DVT SystemVerilog IDE User Guide
Rev. 24.2.25, 31 October 2024

9.7 How to Set-up Local LLMs Using Ollama

Ollama is a lightweight, extensible framework for running language models on the local machine. It provides a simple API and CLI for creating, running, and managing models, as well as a library of pre-built models that can be easily used in a variety of applications.

To set-up Ollama on your local machine following these steps:

  • Download and install Ollama from its official website.

  • Start the Ollama server on localhost:11434 using: ollama serve

  • Pull a model from Ollama library : ollama pull <model name>

Now the local LLM is ready to be used by AI Assistant. If Ollama runs on the default host and port, no additional configuration is needed for the AI Assistant. All models pulled locally and served by Ollama will show up in the AI Assistant (e.g. default model selection list).

Recommendations:

Use models with at least 7B parameters, preferably more.
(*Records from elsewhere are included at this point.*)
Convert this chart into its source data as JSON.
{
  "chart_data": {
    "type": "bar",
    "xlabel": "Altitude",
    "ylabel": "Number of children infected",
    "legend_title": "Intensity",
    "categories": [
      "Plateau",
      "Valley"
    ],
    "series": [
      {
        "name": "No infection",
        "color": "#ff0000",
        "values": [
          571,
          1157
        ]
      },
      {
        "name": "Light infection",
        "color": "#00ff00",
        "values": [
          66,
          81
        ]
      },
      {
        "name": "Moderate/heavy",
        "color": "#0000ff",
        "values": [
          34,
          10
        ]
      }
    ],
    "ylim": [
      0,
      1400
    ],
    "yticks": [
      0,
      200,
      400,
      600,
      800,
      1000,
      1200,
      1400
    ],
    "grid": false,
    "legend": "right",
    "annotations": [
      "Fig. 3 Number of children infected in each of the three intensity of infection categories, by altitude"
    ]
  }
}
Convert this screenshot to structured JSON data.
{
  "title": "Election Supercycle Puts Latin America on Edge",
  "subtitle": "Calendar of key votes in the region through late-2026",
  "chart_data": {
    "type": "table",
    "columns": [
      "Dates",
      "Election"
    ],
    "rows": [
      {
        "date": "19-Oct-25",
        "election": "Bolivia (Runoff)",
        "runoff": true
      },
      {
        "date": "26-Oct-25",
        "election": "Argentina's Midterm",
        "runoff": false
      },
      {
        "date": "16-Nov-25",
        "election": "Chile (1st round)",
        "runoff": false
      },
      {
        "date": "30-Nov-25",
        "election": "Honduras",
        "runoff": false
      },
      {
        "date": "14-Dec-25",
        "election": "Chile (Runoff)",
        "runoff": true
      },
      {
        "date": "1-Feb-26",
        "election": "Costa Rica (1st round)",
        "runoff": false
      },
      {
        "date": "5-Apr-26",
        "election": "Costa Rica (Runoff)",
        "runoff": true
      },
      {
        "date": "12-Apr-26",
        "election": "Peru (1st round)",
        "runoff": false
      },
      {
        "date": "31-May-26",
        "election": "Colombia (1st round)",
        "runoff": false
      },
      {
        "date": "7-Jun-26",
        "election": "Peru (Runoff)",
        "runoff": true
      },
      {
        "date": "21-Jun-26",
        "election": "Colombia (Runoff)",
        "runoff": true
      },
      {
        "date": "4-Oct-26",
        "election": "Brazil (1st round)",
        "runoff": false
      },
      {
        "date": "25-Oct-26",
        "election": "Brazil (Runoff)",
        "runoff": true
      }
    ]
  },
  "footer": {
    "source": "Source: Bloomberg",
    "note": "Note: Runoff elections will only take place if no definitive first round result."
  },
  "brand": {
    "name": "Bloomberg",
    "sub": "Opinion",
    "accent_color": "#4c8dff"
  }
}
Smaller models typically don’t produce useful results.

Some models to start with:

  • llama3.1:8b

  • llama3.1:70b

  • deepseek-coder-v2:16b

  • codestral:22b

Running LLMs locally is resource intensive, for example, Llama 3.1 model with 8B parameters requires 4.7G disk space to download and 8G RAM to run.

The model speed (tokens/sec) depends on the processing power. A GPU will deliver the best results, running only on CPU will result in slow replies.

Ollama supports GPU acceleration. You should refer to the documentation to find out if your GPU is supported.